Data sources include unstructured linguistic data, video, imagery, speech and text as well as the fused products from ISR sensor systems. The MSTC supports the Human Intelligence (HUMINT), Open Source intelligence (OSINT), SIGINT and All-Source Intelligence (ASINT) aspects of intelligence. There is a focus on identifying, protecting against and countering deception and disinformation.
Identity Intelligence STC
Discovering, understanding and characterising the identity of humans and related entities. This covers physical identity (including facial recognition) and digital identity (online personas), as well as personal identity (attitudes and beliefs) using video, imagery and language (including multi-lingual speech and text). The STC is concerned with assuring and protecting the identities of our own force, revealing those of our adversaries and detecting and exposing attempts at mimicry and deception.
Social Analytics STC
Applies a transdisciplinary approach to understanding and characterising human behaviours and interactions in contested information environments. Develops psychometric, open-source and socio-technical analytic capabilities to detect threats in these environments.
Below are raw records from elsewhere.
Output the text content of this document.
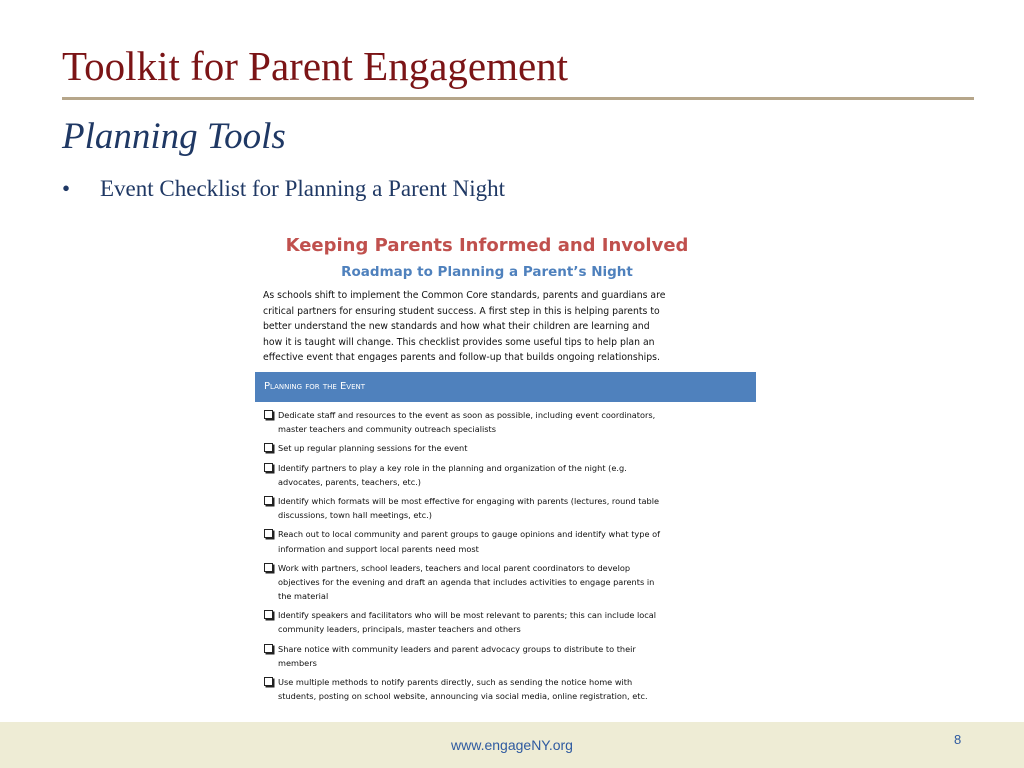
Toolkit for Parent Engagement
Planning Tools
• Event Checklist for Planning a Parent Night
Keeping Parents Informed and Involved
Roadmap to Planning a Parent’s Night
As schools shift to implement the Common Core standards, parents and guardians are
critical partners for ensuring student success. A first step in this is helping parents to
better understand the new standards and how what their children are learning and
how it is taught will change. This checklist provides some useful tips to help plan an
effective event that engages parents and follow-up that builds ongoing relationships.
Planning for the Event
Dedicate staff and resources to the event as soon as possible, including event coordinators,
master teachers and community outreach specialists
Set up regular planning sessions for the event
Identify partners to play a key role in the planning and organization of the night (e.g.
advocates, parents, teachers, etc.)
Identify which formats will be most effective for engaging with parents (lectures, round table
discussions, town hall meetings, etc.)
Reach out to local community and parent groups to gauge opinions and identify what type of
information and support local parents need most
Work with partners, school leaders, teachers and local parent coordinators to develop
objectives for the evening and draft an agenda that includes activities to engage parents in
the material
Identify speakers and facilitators who will be most relevant to parents; this can include local
community leaders, principals, master teachers and others
Share notice with community leaders and parent advocacy groups to distribute to their
members
Use multiple methods to notify parents directly, such as sending the notice home with
students, posting on school website, announcing via social media, online registration, etc.
www.engageNY.org	8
Designs interventions to strengthen resilience and counter threats in the information and cyber domain.
Sensemaking STC
Generate resilient situational insights by translating large volumes of uncertain data from disparate sources into concise and compelling findings enabling decision superiority. Automate the assimilation of all-source information to predict behaviours, identify intent and provide explanatory narratives in a readily understood form to enhance human decision making. This requires automated construction of machine-understandable representations of knowledge and uncertainty, continual learning and adaptation of the knowledge representation, human-machine partnerships, visual analytics and methods for explainability and contestability of the findings.